Pela excessiva movimentação da onda mental, observei que o moribundo tentava readquirir a direção dos fenômenos orgânicos, mas em vão. Todos os complexos celulares atritavam entre si e as bactérias pareciam gozar o direito de multiplicação crescente e festiva.

— Está vendo a máquina divina, formada pelo molde espiritual preexistente? — Perguntou Aniceto, compreendendo-me a profunda admiração. O corpo do homem encarnado é um tabernáculo e uma bênção. Nesta hecatombe angustiosa de uma existência, pode você reparar que todos os movimentos do corpo estão subordinados à administração da mente. O organismo vivo, André, representa uma conquista laboriosa da Humanidade terrestre, no quadro de concessões do Eterno Pai. Pode você, agora, identificar os movimentos da matéria viva. Cada órgão é um departamento autônomo na esfera celular, subordinado ao pensamento do homem. Cada glândula é um centro de serviços ativos. Há muita afinidade entre o corpo físico e a máquina moderna. São ambos impulsionados pela carga de combustível, com a diferença de que no homem a combustão química obedece ao senso espiritual que dirige a vida organizada. É na mente que temos o governo dessa usina maravilhosa. Não possuímos, aí, tão somente o caráter, a razão, a memória, a direção, o equilíbrio, o entendimento; mas, também, o controle de todos os fenômenos da expressão corpórea. Na sede mental e, consequentemente, no cérebro, temos todos os registros de distribuição dos princípios vitais aos núcleos celulares, inclusive a água e o açúcar. Os centros metabólicos são grandes oficinas de trabalho incessante. A mente humana, ainda que indefinível pela conceituação científica limitada, na Terra, é o centro de toda manifestação vital no planeta. Cada órgão, cada glândula, meu amigo, integra o quadro de serviço da máquina sublime, construída no molde sutil do corpo espiritual preexistente e, por isso mesmo, chegará o tempo em que a ciência reconhecerá qualquer abuso do homem como ofensa causada a si mesmo. A usina humana é repositório de forças elétricas de alto teor construtivo ou destrutivo. Cada célula é minúsculo motor, trabalhando ao impulso mental.

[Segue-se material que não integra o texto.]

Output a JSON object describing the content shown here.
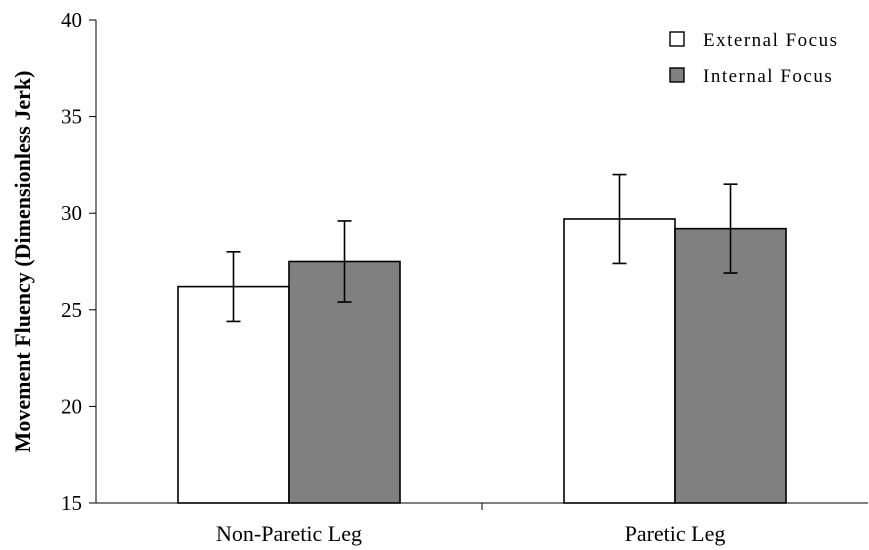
{
  "chart_data": {
    "type": "bar",
    "title": "",
    "xlabel": "",
    "ylabel": "Movement Fluency (Dimensionless Jerk)",
    "ylim": [
      15,
      40
    ],
    "yticks": [
      15,
      20,
      25,
      30,
      35,
      40
    ],
    "grid": false,
    "legend_position": "top-right",
    "categories": [
      "Non-Paretic Leg",
      "Paretic Leg"
    ],
    "series": [
      {
        "name": "External Focus",
        "color": "#ffffff",
        "values": [
          26.2,
          29.7
        ],
        "error": [
          1.8,
          2.3
        ]
      },
      {
        "name": "Internal Focus",
        "color": "#808080",
        "values": [
          27.5,
          29.2
        ],
        "error": [
          2.1,
          2.3
        ]
      }
    ]
  }
}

Aniceto calou-se por momentos, e, enquanto eu via, aterrado, os mais estranhos fenômenos microbianos no corpo do moribundo, volveu ele à palavra educativa:

— Vemos aqui um irmão no momento da retirada. Repare a incapacidade dele para governar as células em conflito. A corrente sanguínea transformou-se em veículo de invasores mortíferos, que não encontraram qualquer fortificação na defensiva. Observe e identificará milhões de unidades da tuberculose, da lepra, da difteria, do câncer, que até agora estavam contidos nos porões da atividade fisiológica, pela defesa organizada, e que se multiplicam assustadoramente, de par com outros micróbios tão prolíferos quão terríveis. A nutrição foi interrompida. Não há possibilidade de novos suprimentos hormonais. O agonizante retrai-se aos poucos e ainda não abandonou totalmente a carne, por falta de educação mental. Vê-se pelo excesso de intemperança das células, sobre as quais não exerce nem mesmo um controle parcial, que este homem viveu bem distante da disciplina de si mesmo. Seus elementos fisiológicos são demasiadamente impulsivos, atendendo muito mais ao instinto que ao movimento da razão concentrada. A falar verdade, este nosso amigo não se está desencarnando, está sendo expulso da divina máquina, onde, pelo que vemos, não parece ter prezado bastante os sublimes dons de Deus.